London (ANTARA) - Kolapsnya bank pemberi pinjaman Amerika Serikat (AS), Silicon Valley Bank (SVB), baru-baru ini sekali lagi menyoroti pentingnya regulasi perbankan dalam hal pengurangan risiko.

Implikasi dari krisis SVB terhadap sistem keuangan adalah regulasi kemungkinan akan ditinjau ulang, ujar Scott Davies, pakar keuangan yang juga pendiri CDAM, perusahaan manajemen investasi di London.

SVB ditutup oleh regulator AS pada Jumat (10/3) pekan lalu setelah bank pemberi pinjaman yang berfokus pada sektor teknologi itu melaporkan kerugian besar dari penjualan sekuritas, yang memicu penarikan simpanan di bank tersebut. Ini merupakan kegagalan bank terbesar kedua dalam sejarah AS.

Davies, yang juga menjabat sebagai chief investment officer CDAM, mengatakan bahwa beberapa tahun lalu undang-undang AS menaikkan ambang batas untuk pemantauan bank.

"Namun, deregulasi dan berkurangnya pelaporan yang mengikutinya kemungkinan telah meningkatkan risiko krisis perbankan seperti ini," ungkapnya.

Menurut sebuah laporan CNN, pada 2018, mantan presiden AS Donald Trump menandatangani sebuah undang-undang, yang membebaskan beberapa bank dengan skala seperti SVB dari kebijakan yang lebih ketat pascakrisis keuangan tahun 2008.

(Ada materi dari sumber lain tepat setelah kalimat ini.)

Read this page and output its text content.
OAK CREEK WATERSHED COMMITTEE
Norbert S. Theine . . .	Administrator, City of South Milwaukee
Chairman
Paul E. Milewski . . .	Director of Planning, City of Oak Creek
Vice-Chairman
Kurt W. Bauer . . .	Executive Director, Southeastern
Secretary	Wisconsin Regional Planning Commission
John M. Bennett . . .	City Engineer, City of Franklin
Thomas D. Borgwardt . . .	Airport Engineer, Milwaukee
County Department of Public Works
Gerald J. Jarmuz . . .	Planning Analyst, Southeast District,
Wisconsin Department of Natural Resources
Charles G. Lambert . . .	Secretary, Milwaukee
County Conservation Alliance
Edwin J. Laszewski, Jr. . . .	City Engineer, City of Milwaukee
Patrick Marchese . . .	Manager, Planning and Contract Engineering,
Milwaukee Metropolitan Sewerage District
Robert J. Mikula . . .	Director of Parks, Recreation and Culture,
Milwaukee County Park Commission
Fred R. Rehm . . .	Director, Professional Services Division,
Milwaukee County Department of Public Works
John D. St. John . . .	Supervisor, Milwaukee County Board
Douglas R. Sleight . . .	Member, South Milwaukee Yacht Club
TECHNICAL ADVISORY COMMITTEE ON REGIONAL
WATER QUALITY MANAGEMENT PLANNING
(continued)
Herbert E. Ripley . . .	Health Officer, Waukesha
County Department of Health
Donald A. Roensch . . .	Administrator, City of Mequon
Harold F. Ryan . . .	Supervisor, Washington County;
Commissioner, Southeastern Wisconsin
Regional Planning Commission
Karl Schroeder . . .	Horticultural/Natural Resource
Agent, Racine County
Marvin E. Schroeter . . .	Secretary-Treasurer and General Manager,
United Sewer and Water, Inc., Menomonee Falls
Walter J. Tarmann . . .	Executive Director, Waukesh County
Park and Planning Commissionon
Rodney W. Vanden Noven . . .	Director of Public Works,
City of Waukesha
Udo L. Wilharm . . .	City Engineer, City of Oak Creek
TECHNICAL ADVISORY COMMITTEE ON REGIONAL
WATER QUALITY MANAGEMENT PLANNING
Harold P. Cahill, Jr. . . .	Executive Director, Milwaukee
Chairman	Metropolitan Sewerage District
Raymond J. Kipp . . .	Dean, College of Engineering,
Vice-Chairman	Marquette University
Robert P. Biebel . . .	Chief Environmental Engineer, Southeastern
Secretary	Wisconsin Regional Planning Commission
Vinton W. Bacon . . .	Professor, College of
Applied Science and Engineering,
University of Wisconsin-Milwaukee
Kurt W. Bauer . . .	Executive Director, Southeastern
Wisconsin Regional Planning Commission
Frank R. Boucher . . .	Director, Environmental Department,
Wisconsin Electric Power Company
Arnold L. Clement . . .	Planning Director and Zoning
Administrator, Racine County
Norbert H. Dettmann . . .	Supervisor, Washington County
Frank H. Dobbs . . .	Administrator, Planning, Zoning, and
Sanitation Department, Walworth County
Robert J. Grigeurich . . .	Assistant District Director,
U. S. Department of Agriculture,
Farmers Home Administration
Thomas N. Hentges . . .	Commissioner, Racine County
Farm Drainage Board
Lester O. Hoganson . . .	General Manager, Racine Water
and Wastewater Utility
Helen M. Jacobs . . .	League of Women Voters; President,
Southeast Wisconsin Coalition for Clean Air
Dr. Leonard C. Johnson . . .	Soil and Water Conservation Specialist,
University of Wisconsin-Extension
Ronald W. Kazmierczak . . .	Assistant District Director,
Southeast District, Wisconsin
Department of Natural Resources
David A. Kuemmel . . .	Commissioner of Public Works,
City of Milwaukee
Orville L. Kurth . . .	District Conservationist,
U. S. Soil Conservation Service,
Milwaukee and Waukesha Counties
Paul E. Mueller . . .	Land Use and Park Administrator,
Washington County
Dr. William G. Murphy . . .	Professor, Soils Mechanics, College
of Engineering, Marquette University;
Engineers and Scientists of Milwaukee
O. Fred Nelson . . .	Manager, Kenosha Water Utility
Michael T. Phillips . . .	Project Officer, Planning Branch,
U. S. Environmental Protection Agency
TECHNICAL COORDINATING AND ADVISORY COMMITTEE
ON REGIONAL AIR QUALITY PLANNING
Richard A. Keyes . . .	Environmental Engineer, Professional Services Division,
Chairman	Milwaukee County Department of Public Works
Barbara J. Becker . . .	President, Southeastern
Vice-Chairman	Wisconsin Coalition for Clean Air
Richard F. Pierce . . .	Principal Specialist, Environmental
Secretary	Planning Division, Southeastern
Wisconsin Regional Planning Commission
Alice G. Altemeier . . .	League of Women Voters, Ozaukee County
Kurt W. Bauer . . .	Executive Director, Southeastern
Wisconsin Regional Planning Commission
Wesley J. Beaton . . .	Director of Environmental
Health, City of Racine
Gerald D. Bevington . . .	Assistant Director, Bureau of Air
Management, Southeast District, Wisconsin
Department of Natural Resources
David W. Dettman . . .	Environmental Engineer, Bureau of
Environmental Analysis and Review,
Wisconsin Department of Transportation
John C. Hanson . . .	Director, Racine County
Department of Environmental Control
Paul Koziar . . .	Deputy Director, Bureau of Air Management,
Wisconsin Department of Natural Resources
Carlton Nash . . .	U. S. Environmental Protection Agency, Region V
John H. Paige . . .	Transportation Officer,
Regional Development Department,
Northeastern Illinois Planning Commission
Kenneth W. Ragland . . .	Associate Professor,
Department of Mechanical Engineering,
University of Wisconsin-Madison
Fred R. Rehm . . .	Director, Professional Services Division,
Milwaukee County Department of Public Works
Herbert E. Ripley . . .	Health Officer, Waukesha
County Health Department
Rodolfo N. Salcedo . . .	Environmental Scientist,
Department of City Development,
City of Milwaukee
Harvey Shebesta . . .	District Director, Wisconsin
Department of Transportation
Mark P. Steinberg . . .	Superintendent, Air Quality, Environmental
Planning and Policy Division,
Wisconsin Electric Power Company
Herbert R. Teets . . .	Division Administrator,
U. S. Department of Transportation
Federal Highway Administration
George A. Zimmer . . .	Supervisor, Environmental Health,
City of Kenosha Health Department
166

Di bawah aturan lama tersebut, bank-bank dengan aset sedikitnya 50 miliar dolar AS (1 dolar AS = Rp15.418) diwajibkan untuk melakukan 'stress test' Federal Reserve tahunan, guna mempertahankan tingkat modal tertentu (agar dapat menyerap kerugian) dan likuiditas (agar dapat dengan cepat memenuhi kewajiban tunai).

Selain itu juga mengajukan rencana 'surat wasiat' (living will) untuk pembubaran bank-bank tersebut secara cepat dan tertib jika mengalami kegagalan, demikian disampaikan CNN.
 
   Namun, pembatalan undang-undang 2018 membuat peraturan ketat tersebut hanya ditujukan bagi bank dengan aset minimal 250 miliar dolar AS, sebut CNN


"SVB akan telah dipantau, dan kesalahan penilaian mereka akan telah dihentikan sejak lama, andai ambang batas tetap pada 50 miliar dolar AS," tutur Davies yang telah bekerja di industri keuangan selama lebih dari dua dasawarsa.

Berbicara tentang akar penyebab kolapsnya SVB, Davies berpendapat bahwa pihak manajemen bank tersebut harus menanggung porsi kesalahan paling besar, disusul oleh perubahan regulasi dan kenaikan suku bunga Federal Reserve.

"Insiden itu akan menimbulkan pertanyaan bagi Federal Reserve tentang apakah akan terus menaikkan suku bunga, Kebijakan pemantauan kemungkinan akan terpengaruh," ujar Davies.

Namun, investor veteran itu tidak mengkhawatirkan risiko "penularan". Dia menekankan bahwa SVB memiliki beberapa fitur spesifik perusahaan, seperti sangat berfokus pada sektor teknologi serta mendukung perusahaan rintisan (startup) dan telah berkembang jauh lebih cepat daripada yang lain dalam beberapa tahun terakhir.

"Saya kira alasan mengapa hal itu tidak menular adalah karena tidak banyak bank yang mengalami jenis pertumbuhan seperti ini. Dan sistemnya unlevered (tidak memperhitungkan utang dalam struktur modalnya)."

Dia menegaskan bahwa SVB tidak memiliki masalah buku pinjaman (loan book).